Beliau mendapatkan syahid-nya di medan pertempuran Uhud. RasuluLlah sangat
terharu sampai menitikkkan air mata ketika melihat jenazah Mush'ab. Kain yang
dipakai kuntuk mengkafaninya tidak cukup, bila ditarik untuk menutupi
kepalanya, tersingkaplah bagian k akinya, dan bila di tarik ke bawah,
tersingkaplah bagian kepalanya. RasuluLlah terkenang dengan masa muda pemuda
Quraisy ini yang mempunyai puluhan pasang pakaian yang indah-indah.

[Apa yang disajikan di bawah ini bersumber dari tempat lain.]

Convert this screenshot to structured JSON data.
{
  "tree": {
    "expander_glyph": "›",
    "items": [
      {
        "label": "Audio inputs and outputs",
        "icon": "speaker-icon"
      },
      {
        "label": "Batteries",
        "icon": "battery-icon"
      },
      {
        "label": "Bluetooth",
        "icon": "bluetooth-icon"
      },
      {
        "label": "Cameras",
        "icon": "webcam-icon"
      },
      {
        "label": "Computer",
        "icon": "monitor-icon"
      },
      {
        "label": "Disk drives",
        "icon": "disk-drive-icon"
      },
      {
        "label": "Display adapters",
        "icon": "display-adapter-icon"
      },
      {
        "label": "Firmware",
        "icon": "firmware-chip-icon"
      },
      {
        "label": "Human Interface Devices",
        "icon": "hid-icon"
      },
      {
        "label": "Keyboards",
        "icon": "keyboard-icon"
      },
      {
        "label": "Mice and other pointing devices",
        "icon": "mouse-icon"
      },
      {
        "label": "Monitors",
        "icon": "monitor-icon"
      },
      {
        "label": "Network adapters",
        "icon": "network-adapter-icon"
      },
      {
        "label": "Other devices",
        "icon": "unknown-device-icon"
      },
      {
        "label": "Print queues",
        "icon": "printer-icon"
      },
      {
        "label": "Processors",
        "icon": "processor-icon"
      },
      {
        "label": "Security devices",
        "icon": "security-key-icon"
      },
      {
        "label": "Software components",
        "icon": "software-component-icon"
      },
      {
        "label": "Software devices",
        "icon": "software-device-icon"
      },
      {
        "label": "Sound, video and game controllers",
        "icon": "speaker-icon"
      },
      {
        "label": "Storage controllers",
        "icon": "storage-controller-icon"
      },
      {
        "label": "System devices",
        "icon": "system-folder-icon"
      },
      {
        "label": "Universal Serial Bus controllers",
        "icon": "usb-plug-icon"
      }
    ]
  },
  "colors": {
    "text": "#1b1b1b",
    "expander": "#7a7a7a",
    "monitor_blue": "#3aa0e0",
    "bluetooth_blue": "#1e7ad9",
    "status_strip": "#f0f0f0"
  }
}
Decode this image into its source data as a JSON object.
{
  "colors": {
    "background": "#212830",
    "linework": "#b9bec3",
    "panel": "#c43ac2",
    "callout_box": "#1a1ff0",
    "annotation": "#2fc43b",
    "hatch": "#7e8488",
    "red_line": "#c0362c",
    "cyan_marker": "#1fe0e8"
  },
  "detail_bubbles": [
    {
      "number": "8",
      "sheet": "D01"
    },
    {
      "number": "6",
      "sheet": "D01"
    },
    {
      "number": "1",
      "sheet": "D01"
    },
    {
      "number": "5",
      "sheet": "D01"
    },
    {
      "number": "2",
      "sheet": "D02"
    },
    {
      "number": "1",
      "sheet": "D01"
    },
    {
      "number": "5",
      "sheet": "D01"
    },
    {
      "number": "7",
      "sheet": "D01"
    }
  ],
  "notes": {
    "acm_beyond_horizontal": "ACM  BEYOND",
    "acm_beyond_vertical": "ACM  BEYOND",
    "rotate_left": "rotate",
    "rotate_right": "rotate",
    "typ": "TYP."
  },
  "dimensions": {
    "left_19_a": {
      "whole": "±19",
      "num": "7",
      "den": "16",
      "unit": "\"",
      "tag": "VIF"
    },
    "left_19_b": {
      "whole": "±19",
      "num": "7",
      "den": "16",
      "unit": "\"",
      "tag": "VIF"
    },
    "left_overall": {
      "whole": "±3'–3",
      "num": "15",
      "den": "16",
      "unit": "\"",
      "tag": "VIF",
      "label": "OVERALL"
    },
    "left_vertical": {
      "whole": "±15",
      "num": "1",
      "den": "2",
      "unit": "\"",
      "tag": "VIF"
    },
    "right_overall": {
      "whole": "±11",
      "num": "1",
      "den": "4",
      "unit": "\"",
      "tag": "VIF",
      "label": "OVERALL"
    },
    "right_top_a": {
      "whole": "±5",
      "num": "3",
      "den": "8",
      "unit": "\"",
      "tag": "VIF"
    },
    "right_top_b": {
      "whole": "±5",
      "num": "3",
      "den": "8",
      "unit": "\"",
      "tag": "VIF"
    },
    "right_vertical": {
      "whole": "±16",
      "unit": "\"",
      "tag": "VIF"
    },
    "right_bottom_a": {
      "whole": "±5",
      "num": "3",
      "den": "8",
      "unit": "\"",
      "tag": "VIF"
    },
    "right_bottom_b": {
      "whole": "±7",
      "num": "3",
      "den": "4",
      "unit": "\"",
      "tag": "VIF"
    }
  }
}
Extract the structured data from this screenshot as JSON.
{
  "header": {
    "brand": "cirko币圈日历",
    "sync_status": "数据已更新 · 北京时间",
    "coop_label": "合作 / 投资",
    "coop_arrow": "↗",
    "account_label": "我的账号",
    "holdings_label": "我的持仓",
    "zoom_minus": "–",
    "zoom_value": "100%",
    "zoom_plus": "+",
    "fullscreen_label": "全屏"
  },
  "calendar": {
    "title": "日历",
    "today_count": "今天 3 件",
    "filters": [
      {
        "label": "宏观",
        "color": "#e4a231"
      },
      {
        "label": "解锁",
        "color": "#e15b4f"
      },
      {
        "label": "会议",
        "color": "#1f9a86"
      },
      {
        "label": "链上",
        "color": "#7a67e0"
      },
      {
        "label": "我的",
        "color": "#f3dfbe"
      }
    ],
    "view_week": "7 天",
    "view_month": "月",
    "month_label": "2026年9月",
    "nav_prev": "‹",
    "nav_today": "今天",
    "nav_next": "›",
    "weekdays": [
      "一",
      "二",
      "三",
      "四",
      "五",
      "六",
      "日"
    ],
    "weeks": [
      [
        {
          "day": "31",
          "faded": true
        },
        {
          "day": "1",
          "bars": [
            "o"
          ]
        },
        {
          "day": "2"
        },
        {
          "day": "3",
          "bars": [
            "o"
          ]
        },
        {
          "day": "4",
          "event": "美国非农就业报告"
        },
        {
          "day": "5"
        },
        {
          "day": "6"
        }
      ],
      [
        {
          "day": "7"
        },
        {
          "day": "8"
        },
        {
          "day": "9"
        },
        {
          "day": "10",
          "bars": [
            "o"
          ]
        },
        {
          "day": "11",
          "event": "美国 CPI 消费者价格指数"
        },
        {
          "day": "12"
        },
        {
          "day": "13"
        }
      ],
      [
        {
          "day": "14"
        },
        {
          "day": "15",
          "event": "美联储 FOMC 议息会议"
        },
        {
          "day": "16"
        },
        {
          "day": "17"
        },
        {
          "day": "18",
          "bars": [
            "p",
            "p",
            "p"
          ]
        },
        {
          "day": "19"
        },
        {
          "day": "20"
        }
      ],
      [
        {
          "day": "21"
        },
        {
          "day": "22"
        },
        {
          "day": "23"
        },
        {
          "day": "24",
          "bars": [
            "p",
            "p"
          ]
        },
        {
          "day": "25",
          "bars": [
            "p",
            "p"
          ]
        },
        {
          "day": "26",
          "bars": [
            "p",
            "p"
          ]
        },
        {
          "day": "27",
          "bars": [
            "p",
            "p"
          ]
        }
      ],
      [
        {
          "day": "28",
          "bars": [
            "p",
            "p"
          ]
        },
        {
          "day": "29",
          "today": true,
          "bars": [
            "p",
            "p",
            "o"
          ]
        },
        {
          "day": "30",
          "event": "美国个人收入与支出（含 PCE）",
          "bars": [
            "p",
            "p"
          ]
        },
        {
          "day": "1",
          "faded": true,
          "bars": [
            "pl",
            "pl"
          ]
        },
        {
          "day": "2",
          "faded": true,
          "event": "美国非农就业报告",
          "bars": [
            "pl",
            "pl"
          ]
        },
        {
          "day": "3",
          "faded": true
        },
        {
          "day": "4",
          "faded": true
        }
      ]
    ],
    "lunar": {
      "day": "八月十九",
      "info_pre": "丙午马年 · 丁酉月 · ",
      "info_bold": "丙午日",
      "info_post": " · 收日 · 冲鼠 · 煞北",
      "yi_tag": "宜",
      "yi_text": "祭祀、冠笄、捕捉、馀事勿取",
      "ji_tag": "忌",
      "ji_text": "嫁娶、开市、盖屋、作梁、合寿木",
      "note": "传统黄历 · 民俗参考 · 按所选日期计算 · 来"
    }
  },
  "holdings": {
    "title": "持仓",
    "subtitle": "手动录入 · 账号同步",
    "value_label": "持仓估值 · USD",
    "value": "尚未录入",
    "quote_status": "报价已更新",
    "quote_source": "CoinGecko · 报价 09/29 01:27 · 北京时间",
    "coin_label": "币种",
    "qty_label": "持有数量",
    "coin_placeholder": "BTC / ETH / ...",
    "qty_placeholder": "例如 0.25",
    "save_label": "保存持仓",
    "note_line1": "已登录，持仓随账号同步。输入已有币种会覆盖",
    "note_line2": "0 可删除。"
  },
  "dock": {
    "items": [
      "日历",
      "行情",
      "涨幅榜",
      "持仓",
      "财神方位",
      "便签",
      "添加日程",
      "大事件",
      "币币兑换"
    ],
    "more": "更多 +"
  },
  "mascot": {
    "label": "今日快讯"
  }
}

Saat itulah
RasuluLlah membaca bagian dari surat al-Ahzab ayat 23:
"Sebagian mu'min ada yang telah menepati janji
mereka kepada Allah, sebagian mereka mati syahid, sebagian lainnya masih
menunggu, dan mereka memang tidak pernah mengingkari janji."
Mush'ab
bin 'Umair wafat dalam usia belum lagi 40 tahun. Ia masih muda, tidak sempat
melihat hasil positif dari kerja akbar yang telah dilakukannya. Semoga ALlah
Rabbul Jalil merahmati Mush'ab al-Khair bin 'Umair.